Sunday, December 12, 2010

Mystery is my middle name...actually no, its probably procrastination

I'm not Allison. People like to think that is my name, but its NOT. So for our purposes, you can just call me Notallison. I'm not so good with mystery, either. I should actually rephrase that. I'm the type of person who can't be told secrets because it is humanly impossible for me to keep my mouth shut. From about 6th grade on my friends began making me pinkie swear not to tell my mom HIGHLY confidential information...but I always did...and everyone knows that pinkie swearing is the highest form of contract.

With that in mind I have wanted to write a blog and be this highly mysterious person with awesomely hilarious stories. No one will know me, I'll just be the superhero of blogging. Teacher by day...unbelievably witty megamind by night/times during the day when I can. That being said I know I will probably be unsuccessful at that...mainly because i'm not so good with the secrets.

I think the real reason for starting this blog is probably because I'm finishing up my last final projects as a college student...five years has taken its toll, and I've been dying of senioritis for a while now. So...rather than actually do all the crap that I'm supposed to be doing...I'm here. I think of it kind of like penicillin for all my brain particles that are tired of typing teaching standards and making up stupid games to use to teach kids math. (i mean fun games...all of my games are so freaking fun!)

Basically...My life is one ridiculous situation after another. I have a theory that all people's lives are like this...And I'm just maybe better at observing. I'm not sure if thats true, though...my life may just be ridiculous.

I get myself into a lot of these situations. I think its cuz  I'm not what you would call a planner...i'm more a fly-by-the-seat-of-my-pants-that-I've-probably-had-ripped-off-accidentally-in-the-process-of-my-graceful-spontaneity-and-now-I'm-just-trying-my-hardest-to-retain-my-modesty-while-carrying-on-whatever-totally-unnecessary-situation-I've-gotten-myself-into kind of gal., I'm also surrounded by children all the time. Crazy just follows them around.

Lastly, I've got my sister, who I am gonna call "bomb" for the purposes of this blog. Shes younger, and has a reputation for being a little destructive...also if you are texting her name, auto correct changes it to bomb...hence the code (creative right?). My sister is 7 years younger than I am (she'll say 8 but shes a dirty liar) and hands down the funniest person I've ever met. We're pretty much the only sane ones in my otherwise commit-able family...which is why most of my stories will probably involve her.

Also. I like sushi. not so much eating it (which i do like, but not as much) more looking at it...cuz its pretty...like me...only not as pretty. I'm freaking gorgeous.
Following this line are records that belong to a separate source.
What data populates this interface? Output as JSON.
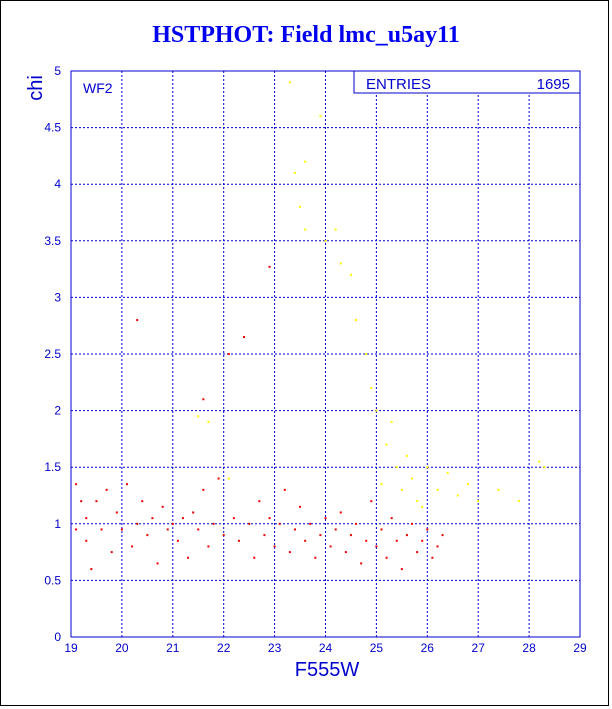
{
  "window": {
    "border_color": "#000000",
    "background": "#ffffff"
  },
  "chart_data": {
    "type": "scatter",
    "title": "HSTPHOT: Field lmc_u5ay11",
    "xlabel": "F555W",
    "ylabel": "chi",
    "panel_label": "WF2",
    "stats_box": {
      "label": "ENTRIES",
      "value": "1695"
    },
    "xlim": [
      19,
      29
    ],
    "ylim": [
      0,
      5
    ],
    "xticks": [
      "19",
      "20",
      "21",
      "22",
      "23",
      "24",
      "25",
      "26",
      "27",
      "28",
      "29"
    ],
    "yticks": [
      "0",
      "0.5",
      "1",
      "1.5",
      "2",
      "2.5",
      "3",
      "3.5",
      "4",
      "4.5",
      "5"
    ],
    "grid": true,
    "colors": {
      "axis": "#0000cc",
      "title": "#0000ee",
      "selected_series": "#ee0000",
      "rejected_series": "#ffff00"
    },
    "series": [
      {
        "color": "#ee0000",
        "points": [
          [
            19.1,
            1.35
          ],
          [
            19.1,
            0.95
          ],
          [
            19.2,
            1.2
          ],
          [
            19.3,
            0.85
          ],
          [
            19.3,
            1.05
          ],
          [
            19.4,
            0.6
          ],
          [
            19.5,
            1.2
          ],
          [
            19.6,
            0.95
          ],
          [
            19.7,
            1.3
          ],
          [
            19.8,
            0.75
          ],
          [
            19.9,
            1.1
          ],
          [
            20.0,
            0.95
          ],
          [
            20.1,
            1.35
          ],
          [
            20.2,
            0.8
          ],
          [
            20.3,
            1.0
          ],
          [
            20.3,
            2.8
          ],
          [
            20.4,
            1.2
          ],
          [
            20.5,
            0.9
          ],
          [
            20.6,
            1.05
          ],
          [
            20.7,
            0.65
          ],
          [
            20.8,
            1.15
          ],
          [
            20.9,
            0.95
          ],
          [
            21.0,
            1.0
          ],
          [
            21.1,
            0.85
          ],
          [
            21.2,
            1.05
          ],
          [
            21.3,
            0.7
          ],
          [
            21.4,
            1.1
          ],
          [
            21.5,
            0.95
          ],
          [
            21.6,
            1.3
          ],
          [
            21.6,
            2.1
          ],
          [
            21.7,
            0.8
          ],
          [
            21.8,
            1.0
          ],
          [
            21.9,
            1.4
          ],
          [
            22.0,
            0.9
          ],
          [
            22.1,
            2.5
          ],
          [
            22.2,
            1.05
          ],
          [
            22.3,
            0.85
          ],
          [
            22.4,
            2.65
          ],
          [
            22.5,
            1.0
          ],
          [
            22.6,
            0.7
          ],
          [
            22.7,
            1.2
          ],
          [
            22.8,
            0.9
          ],
          [
            22.9,
            1.05
          ],
          [
            22.9,
            3.27
          ],
          [
            23.0,
            0.8
          ],
          [
            23.1,
            1.0
          ],
          [
            23.2,
            1.3
          ],
          [
            23.3,
            0.75
          ],
          [
            23.4,
            0.95
          ],
          [
            23.5,
            1.15
          ],
          [
            23.6,
            0.85
          ],
          [
            23.7,
            1.0
          ],
          [
            23.8,
            0.7
          ],
          [
            23.9,
            0.9
          ],
          [
            24.0,
            1.05
          ],
          [
            24.1,
            0.8
          ],
          [
            24.2,
            0.95
          ],
          [
            24.3,
            1.1
          ],
          [
            24.4,
            0.75
          ],
          [
            24.5,
            0.9
          ],
          [
            24.6,
            1.0
          ],
          [
            24.7,
            0.65
          ],
          [
            24.8,
            0.85
          ],
          [
            24.9,
            1.2
          ],
          [
            25.0,
            0.8
          ],
          [
            25.1,
            0.95
          ],
          [
            25.2,
            0.7
          ],
          [
            25.3,
            1.05
          ],
          [
            25.4,
            0.85
          ],
          [
            25.5,
            0.6
          ],
          [
            25.6,
            0.9
          ],
          [
            25.7,
            1.0
          ],
          [
            25.8,
            0.75
          ],
          [
            25.9,
            0.85
          ],
          [
            26.0,
            0.95
          ],
          [
            26.1,
            0.7
          ],
          [
            26.2,
            0.8
          ],
          [
            26.3,
            0.9
          ]
        ]
      },
      {
        "color": "#ffff00",
        "points": [
          [
            21.5,
            1.95
          ],
          [
            21.7,
            1.9
          ],
          [
            22.1,
            1.4
          ],
          [
            23.3,
            4.9
          ],
          [
            23.4,
            4.1
          ],
          [
            23.6,
            4.2
          ],
          [
            23.9,
            4.6
          ],
          [
            23.5,
            3.8
          ],
          [
            23.6,
            3.6
          ],
          [
            24.0,
            3.5
          ],
          [
            24.2,
            3.6
          ],
          [
            24.3,
            3.3
          ],
          [
            24.5,
            3.2
          ],
          [
            24.6,
            2.8
          ],
          [
            24.8,
            2.5
          ],
          [
            24.9,
            2.2
          ],
          [
            25.0,
            2.0
          ],
          [
            25.2,
            1.7
          ],
          [
            25.3,
            1.9
          ],
          [
            25.4,
            1.5
          ],
          [
            25.5,
            1.3
          ],
          [
            25.6,
            1.6
          ],
          [
            25.7,
            1.4
          ],
          [
            25.8,
            1.2
          ],
          [
            26.0,
            1.5
          ],
          [
            26.2,
            1.3
          ],
          [
            26.4,
            1.45
          ],
          [
            26.6,
            1.25
          ],
          [
            26.8,
            1.35
          ],
          [
            27.0,
            1.2
          ],
          [
            27.4,
            1.3
          ],
          [
            27.8,
            1.2
          ],
          [
            28.2,
            1.55
          ],
          [
            28.3,
            1.5
          ],
          [
            25.1,
            1.35
          ],
          [
            25.9,
            1.15
          ]
        ]
      }
    ]
  }
}
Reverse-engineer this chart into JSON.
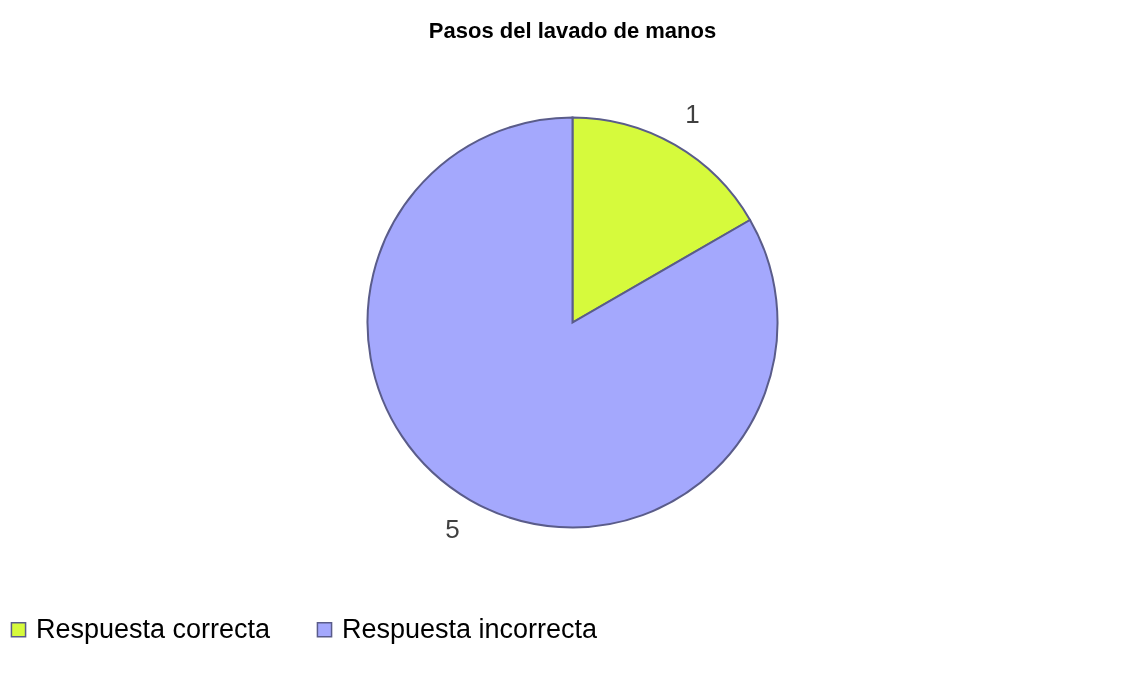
{
  "chart_data": {
    "type": "pie",
    "title": "Pasos del lavado de manos",
    "categories": [
      "Respuesta correcta",
      "Respuesta incorrecta"
    ],
    "values": [
      1,
      5
    ],
    "colors": [
      "#d6fa3c",
      "#a4a8fd"
    ],
    "data_labels": true,
    "legend": "bottom"
  }
}
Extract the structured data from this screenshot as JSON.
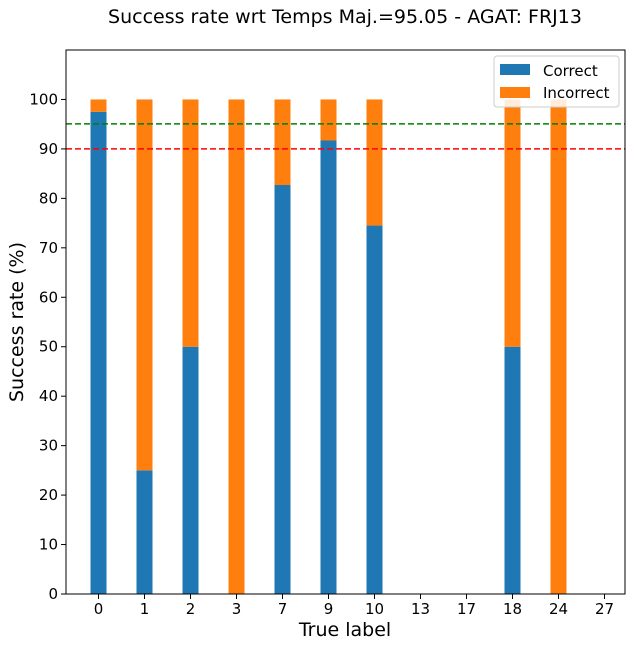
{
  "chart_data": {
    "type": "bar",
    "stacked": true,
    "title": "Success rate wrt Temps Maj.=95.05 - AGAT:  FRJ13",
    "xlabel": "True label",
    "ylabel": "Success rate (%)",
    "categories": [
      "0",
      "1",
      "2",
      "3",
      "7",
      "9",
      "10",
      "13",
      "17",
      "18",
      "24",
      "27"
    ],
    "series": [
      {
        "name": "Correct",
        "color": "#1f77b4",
        "values": [
          97.5,
          25,
          50,
          0,
          82.7,
          91.7,
          74.5,
          0,
          0,
          50,
          0,
          0
        ]
      },
      {
        "name": "Incorrect",
        "color": "#ff7f0e",
        "values": [
          2.5,
          75,
          50,
          100,
          17.3,
          8.3,
          25.5,
          0,
          0,
          50,
          100,
          0
        ]
      }
    ],
    "yticks": [
      0,
      10,
      20,
      30,
      40,
      50,
      60,
      70,
      80,
      90,
      100
    ],
    "ylim": [
      0,
      110
    ],
    "reference_lines": [
      {
        "value": 95.05,
        "color": "#008000",
        "style": "dashed"
      },
      {
        "value": 90,
        "color": "#ff0000",
        "style": "dashed"
      }
    ],
    "legend_position": "top-right",
    "grid": false
  }
}
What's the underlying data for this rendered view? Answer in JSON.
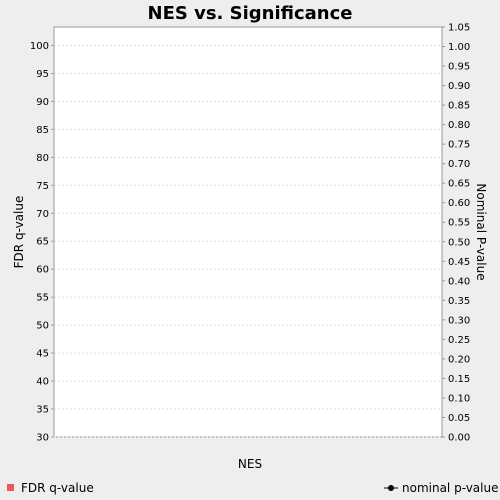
{
  "chart_data": {
    "type": "scatter",
    "title": "NES vs. Significance",
    "xlabel": "NES",
    "ylabel_left": "FDR q-value",
    "ylabel_right": "Nominal P-value",
    "y_left_ticks": [
      "30",
      "35",
      "40",
      "45",
      "50",
      "55",
      "60",
      "65",
      "70",
      "75",
      "80",
      "85",
      "90",
      "95",
      "100"
    ],
    "y_right_ticks": [
      "0.00",
      "0.05",
      "0.10",
      "0.15",
      "0.20",
      "0.25",
      "0.30",
      "0.35",
      "0.40",
      "0.45",
      "0.50",
      "0.55",
      "0.60",
      "0.65",
      "0.70",
      "0.75",
      "0.80",
      "0.85",
      "0.90",
      "0.95",
      "1.00",
      "1.05"
    ],
    "y_left_range": [
      30,
      103.3
    ],
    "y_right_range": [
      0,
      1.05
    ],
    "grid": true,
    "series": [
      {
        "name": "FDR q-value",
        "color": "#e85a5a",
        "marker": "square",
        "values": []
      },
      {
        "name": "nominal p-value",
        "color": "#000000",
        "marker": "circle-line",
        "values": []
      }
    ],
    "legend_position": "bottom"
  }
}
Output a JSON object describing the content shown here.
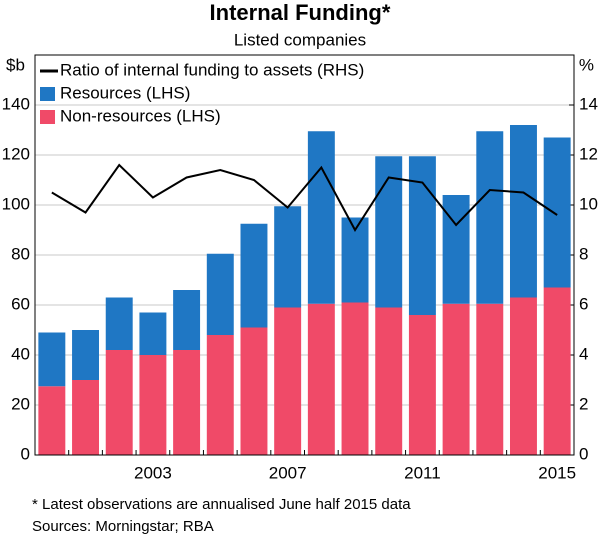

I have to start the first blog with a story...so it'll be a short one because I've already written a novel:

I'm kind of loud...and at the center of attention a lot. I love this position, its really where I'm the most comfortable...I guess you could call me an extrovert (I guess...maybe...please don't leave me alone). I am normally a very socially competent person...that is until I am forced into a professional setting. No matter what: my professional sorority (that was a stupid 10 month mistake!) Classes within my major, group projects, any of those; if I am with other people my age bracket from the same profession I will make an idiot of myself and further cement my title of "social pariah" of the group. The following conversation is a perfect example of this:


Scene: all girls (because only girls are teachers...great dating pool...) having a conversation around a table about their first full days of student teaching. Taking over a classroom brings all sorts of revelations, such as how hard it is to stand or run around a classroom for 8 hours straight, or how obnoxious it is to answer the same question a million times (there are days I pray for short term memory loss...how long will you ignore my pleas, Lord?) etc. Notallison walks in halfway through the conversation, and realizes she can totally relate! finally, a conversation she can join in!

One bitchy girl (*disclaimer* most teachers/future teachers are actually really bitchy girls...not all of us...but most): I am just so tired! it has to get better than this!

All bitchy girls: nod in agreement Ya, totally, our lives are so hard (*disclaimer* teachers have the hardest *note sarcasm* lives EVER!)

Notallison: thinking about how it was surprisingly difficult to teach a full day. The most difficult thing she thought was talking all day! By lunch time she was so tired of hearing herself she could have super glued her mouth shut and been grateful for the silence. "say that," Notallison thinks to herself, "say that!" Do you guys ever get tired of hearing your own voice?

all conversation stops...all girls slowly turn to look at Notallison. Realizing the misunderstanding Notallison tries to recover

Notallison: I mean...like when you're teaching...like talking...you do a lot..and i'm like whew...talking...right? words? Can't so much think of any now...um ya...how bout that um...kids...they're funny? random incoherent mumblings about lunch time and superglue.

bitchy girls continue their awkward stare...Notallison feels their wrath and slowly walks away while one girl adds a sarcastic sympathy laugh...once again social pariah-ness rears its ugly head.  

AAAAAAAAAAAND end scene.

So there you go. My first example of social pariah-ty...and awkwardness. But seriously guys, I promise I'm cool. Please read my blog. Please?